According to Howley, he was aggressive in the march on the museum because, "in the absence of ideological uniformity ... their only chance, as I saw it, was to push the envelope and go bold.

Howley concluded that the protesters "lack the nerve to confront authority."

"From estimates within the protest," he boasts, "only ten people were pepper-sprayed, and as far as I could tell I was the only one who got inside the museum. ... I deserved to get a face full of high-grade pepper, and the guards who sprayed me acted with more courage than I saw from any of the protesters. If you're looking for something to commend these days in America, start with those guards."

Like other conservative critics of the Wall Street protests, Howley suggests the reason these protesters are gathering is for dating purposes: "It's hard not to get swept up in the Movement when you're among a hundred foot soldiers--most of them attractive 20-year-old girls--marching down E Street toward Freedom Plaza chanting, 'How do we end the deficit? End the war and tax the rich!'"

"Patrick, my boy---did you get laid?" one Spectator commenter wrote. "That's really the point of attending these things with the 24-year-old hippy chicks anyway, right?"

More important question, from a journalism standpoint: Did Howley--in apparently inciting a riot to produce a story--cross an ethical line?

Howley did not immediately return an email from The Cutline, nor did Bob Tyrrell, the Spectator's editor-in-chief.

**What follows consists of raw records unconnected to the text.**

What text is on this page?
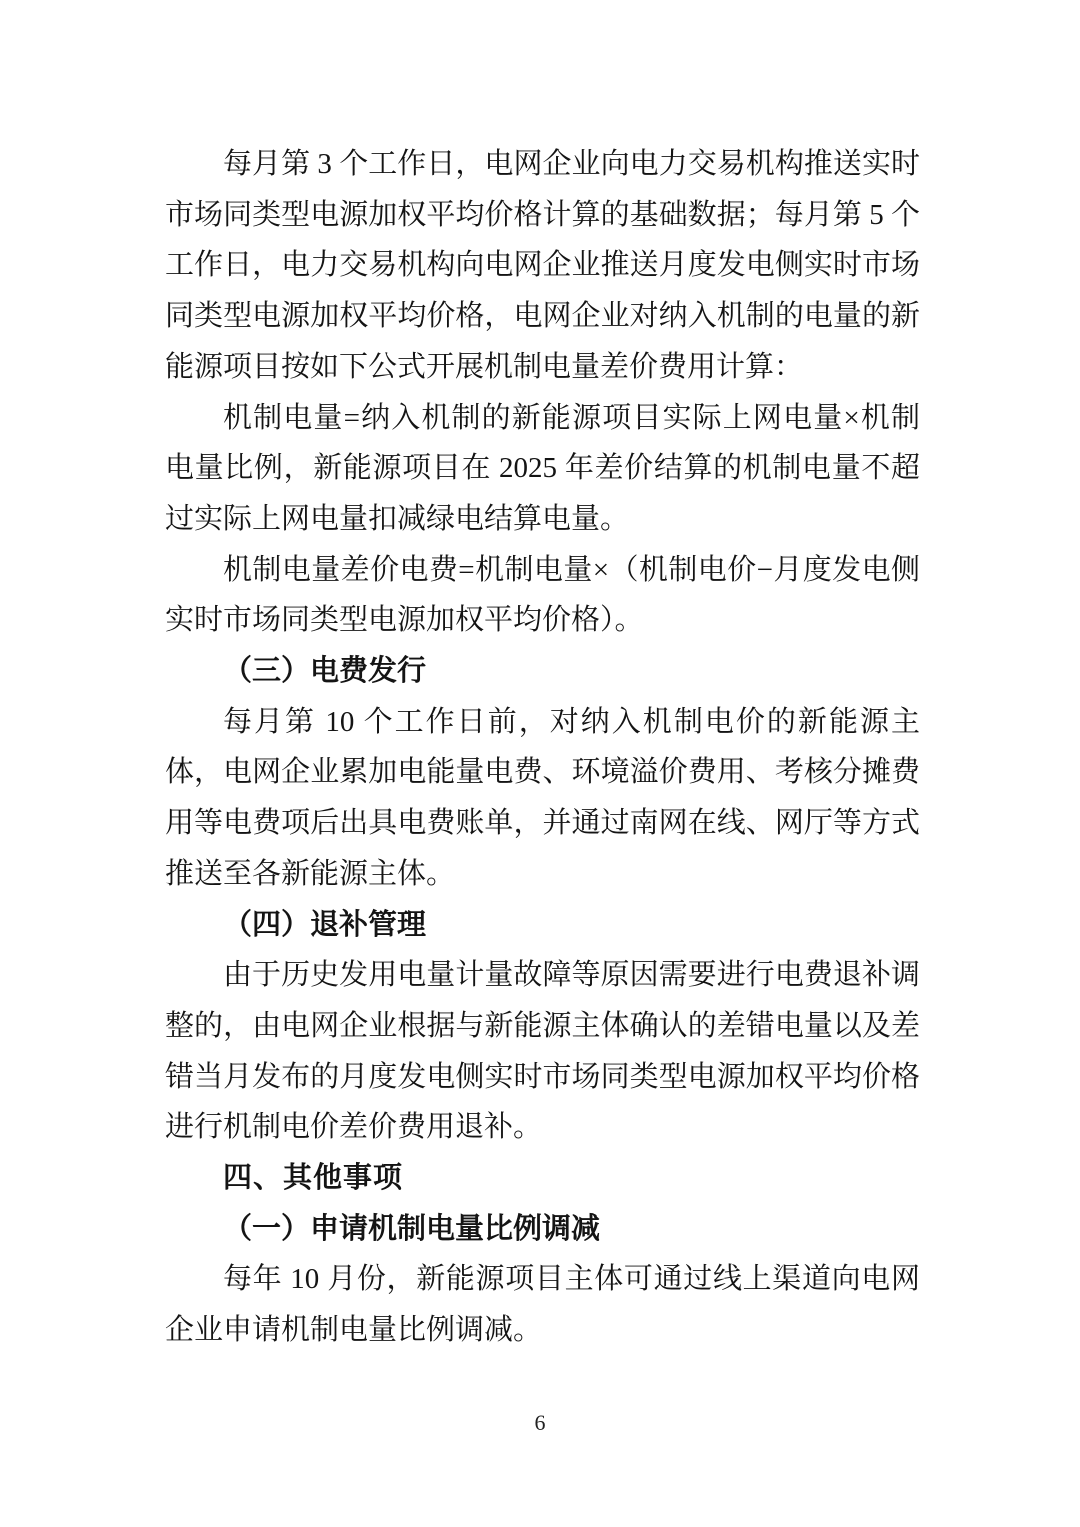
每月第 3 个工作日，电网企业向电力交易机构推送实时市场同类型电源加权平均价格计算的基础数据；每月第 5 个工作日，电力交易机构向电网企业推送月度发电侧实时市场同类型电源加权平均价格，电网企业对纳入机制的电量的新能源项目按如下公式开展机制电量差价费用计算：

机制电量=纳入机制的新能源项目实际上网电量×机制电量比例，新能源项目在 2025 年差价结算的机制电量不超过实际上网电量扣减绿电结算电量。

机制电量差价电费=机制电量×（机制电价−月度发电侧实时市场同类型电源加权平均价格）。

（三）电费发行

每月第 10 个工作日前，对纳入机制电价的新能源主体，电网企业累加电能量电费、环境溢价费用、考核分摊费用等电费项后出具电费账单，并通过南网在线、网厅等方式推送至各新能源主体。

（四）退补管理

由于历史发用电量计量故障等原因需要进行电费退补调整的，由电网企业根据与新能源主体确认的差错电量以及差错当月发布的月度发电侧实时市场同类型电源加权平均价格进行机制电价差价费用退补。

四、其他事项

（一）申请机制电量比例调减

每年 10 月份，新能源项目主体可通过线上渠道向电网企业申请机制电量比例调减。

6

A phone message for Tyrell was not returned, either., which has spent the morning "going nuts trying to find information on Patrick Howley," is not sure the "pepper-sprayed provocateur" even exists. But at least one blogger--Charlie Grapski--thinks he spotted Howley in a photo from the protest. And according to his profile on the Spectator site, Howley has been a contributor since at least June.

Howley's apparent "infiltration" of a liberal movement brings to mind James O'Keefe, the provocateur and conservative activist behind those controversial 2009 ACORN videos.

Meanwhile, O'Keefe was spotted at the Occupy Wall Street protest in New York on Monday.